It’s 2018. What’s the most revolutionary development in fashion over the past few years? Is it the check and plaid mania? Or maybe the shirtdress or the oversized, lightweight dress? Maybe it’s the apron and baby doll dresses that have entered the summer wardrobe (from the Halloween wardrobe)? The real answer to that question is data or much rather, the explosion of data that fashion houses are exposed to and the millions of ways that data can be interpreted and acted upon over the last few years. Shoppers these days are connected all the time, mobile ubiquity provides them the freedom to browse, research and shop where they want. You no longer need a customer to fill out a survey post their purchase, at a store, to understand who they are or what they like. You are now able to effectively build a profile of a customer using third party data sources like Instagram likes, for example, and get a pretty good understanding of their lifestyle before marketing to them.
If you looked at the fashion landscape and who’s really making the moolah, names like Amazon crops up.

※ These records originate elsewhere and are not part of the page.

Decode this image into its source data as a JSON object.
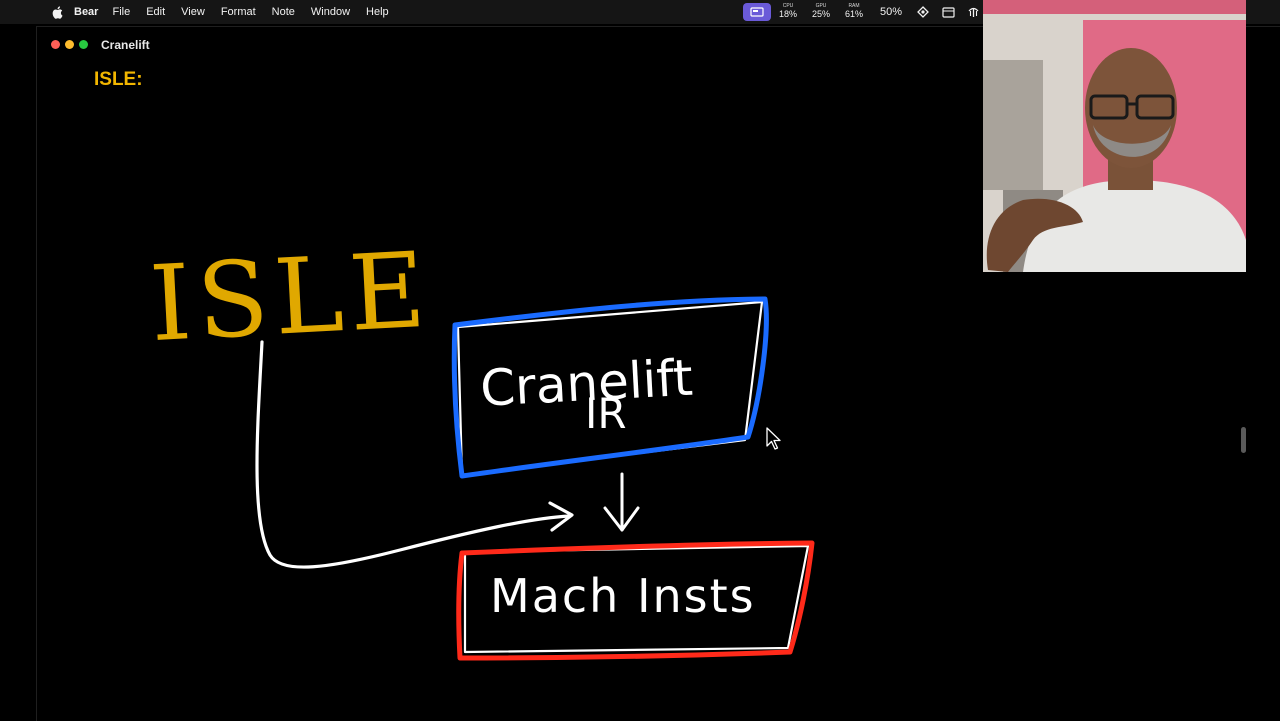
{
  "menubar": {
    "items": [
      "Bear",
      "File",
      "Edit",
      "View",
      "Format",
      "Note",
      "Window",
      "Help"
    ],
    "stats": [
      {
        "label": "CPU",
        "value": "18%"
      },
      {
        "label": "GPU",
        "value": "25%"
      },
      {
        "label": "RAM",
        "value": "61%"
      }
    ],
    "battery": "50%"
  },
  "window": {
    "title": "Cranelift",
    "heading": "ISLE:"
  },
  "drawing": {
    "isle_text": "ISLE",
    "ir_line1": "Cranelift",
    "ir_line2": "IR",
    "mach_text": "Mach Insts"
  },
  "colors": {
    "heading": "#f2b600",
    "ink_yellow": "#e0a800",
    "ink_blue": "#1a6bff",
    "ink_red": "#ff2a1a",
    "ink_white": "#ffffff",
    "accent_badge": "#6a5ad8"
  }
}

This is not right? They are not blue blood fashion retailer? Yet they are able to sell more fashion products than almost 40% of fashion retailers put together? They don’t have Giorgio Armani or a Coco Chanel suggesting what is the right outfit for every single customer? They don’t have a celebrity makeover team that is suggesting what color top a mother needs to wear to a soccer game? What they are good at is collecting data, deriving insights out of that data and acting on that data by putting the right product in front of the customer, at the right time, on the right channel.
You would assume that in this day and age, with all the power that data brings, increasing traffic to the store and getting customers to buy online should be fairly simple. Not really. The top challenges that fashion retailers are facing today when it comes increasing traffic are similar across the board and can be categorized into four main buckets:
- They don’t understand the customer and what interests them. They are simply unable to the catch signals online and off.
- Their customers don’t get context-aware, personalized communications.
- They are not giving enough reasons for the customer to keep coming back. Their loyalty campaigns are limited to a quarterly newsletter blast for example.
- They are unable to identify when a customer is ready to buy and lure them with offers that might attract that specific microsegment of customers.
To overcome these challenges the basic investment that’s needed for a fashion business is a Customer Data Platform (CDP) that gathers information from various sources like POS Systems, Online activity, Loyalty programs, CRM systems, third party data sources, etc. Once you have that in place, here are 5 ways you can exploit the insights and predictions to increase traffic to your store (online and off).
- Customer Life-cycle Marketing – Get the basics sorted. Create segments that you can use to put a label on every one of your current/ past customers. This could be based on where the customer is in their relationship with the brand, for example: just acquired, first-purchase, repeat buyer, loyal, wavering, churn.
- Micro-segmentation – Basic segments alone are not enough in the age of data. You need effective customer micro-segmentation based on lifestyle, life stage, behavioral, demographic and campaign responses to have an accurate view and understanding of each cluster. This would help you create highly relevant lists to run specific campaigns. There are some strong products out there that can help you do this using propensity modeling. You can forecast the future value of customer, rank and prioritize the customers and even allocate marketing budget using these advanced technologies. Make use of them.
- Effectively recommend the next-best offer – You can do this based on affinity between categories, brands and customer segments. For example, if over 40% of 30+ women bought a silver color sunglass with white oversized shirts, that’s a good indication for the system to throw up that insight to you or automatically recommend the silver glasses as a ‘complete the look’ recommendation online. If you can get a software that can identify cross-sell opportunities, personalize content/apps based on stage automatically using AI, even better.
- Path-to-purchase – NPS (Net Promoter Score) is not just a fancy word thrown around in the boardroom. It really does make sense, in every business. Identifying every customer segment’s journey/ path to purchase and chalking out all the touchpoints that led to a purchase is a key element of increasing traffic. Not only can it help you shorten the buyer’s journey but can help optimize marketing spend as well. Win-Win.
- Churn management – The last hat tip is to effectively manage the customers that are about to or have churned. The lazy approach, taken by most fashion businesses, unfortunately, is to include them in a newsletter group that regularly gets updates on a sale or some branding comm. At this stage, the business has effectively given up on these customers in my opinion. The first step to effective churn management is to identify customers that are likely to churn based on visit history, purchase/ lack of, campaign response and overall engagement. You can then build rules and logic to entice them with offers and promotions that are most relevant to their micro-segment, and in today’s world, these can be done automatically by the machine!